The first cut at the numbers is indicating significant turnaround for European Union and Russia driving more wheat output, along with hopes of southern hemisphere returning to a more normal cereals cycle in 2019. (Table 1).
Global wheat production is forecast 757.4 million tonnes (Mt) in 2019 in the March 2019 FAO-AMIS market monitor, 29Mt higher than 2018. This would be close to the record crop of 2017, with the bulk of the recovery stemming from EU. Larger EU planted area combined with generally good weather so far is seen to drive up wheat production by at least 8 per cent (pc) from last year’s six-year low. Similarly, in the Russian Federation, an expectation of increased overall plantings in combination with beneficial weather could push up production by almost 10pc. Favourable crop conditions also currently prevail in Ukraine, where this year’s wheat output is forecast to rise by nearly 8pc. US production is likely to remain close to last year’s level, whereas in Canada it could increase by around 4pc. In Australia, a strong rebound from last year’s drought afflicted level is foreseen, though wheat planting will only begin in May. India could grow close to last year’s record level while a contraction is predicted for Pakistan.

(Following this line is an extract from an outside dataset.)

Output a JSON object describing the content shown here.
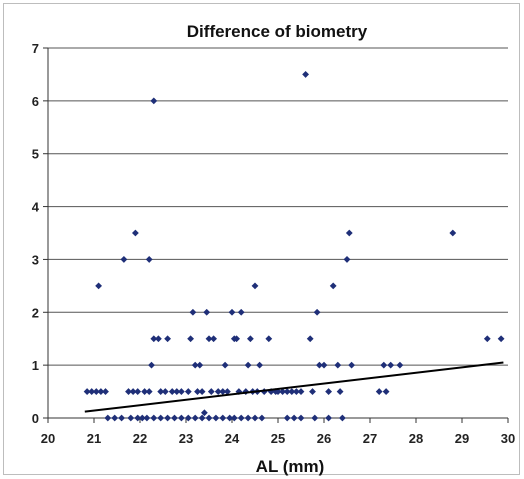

Early estimates last year were too optimistic
This time last year, FAO-AMIS published its first global production forecast for 2018 wheat. How good was it, chart 1?
Are we again too optimistic? Reflecting on those forecasts and comparing them with early predictions by the other two major sources, USDA and IGC, FAO-AMIS projections didn’t fare so badly, but all were too optimistic. Forecasts from all three sources followed a rather similar trend and, as one would have expected, started to converge in later months as countries’ production estimates became firmer. Notwithstanding this development, some differences in these forecasts still prevail. A lower estimate of China’s wheat production is among the main reasons why the FAO-AMIS global production estimate for 2018 remains lower than the other two sources. FAO-AMIS is undertaking a major review of China’s cereal balances following recent official historical revisions, which show much higher-than-previously reported estimates for wheat, maize and rice production over 2007-2017.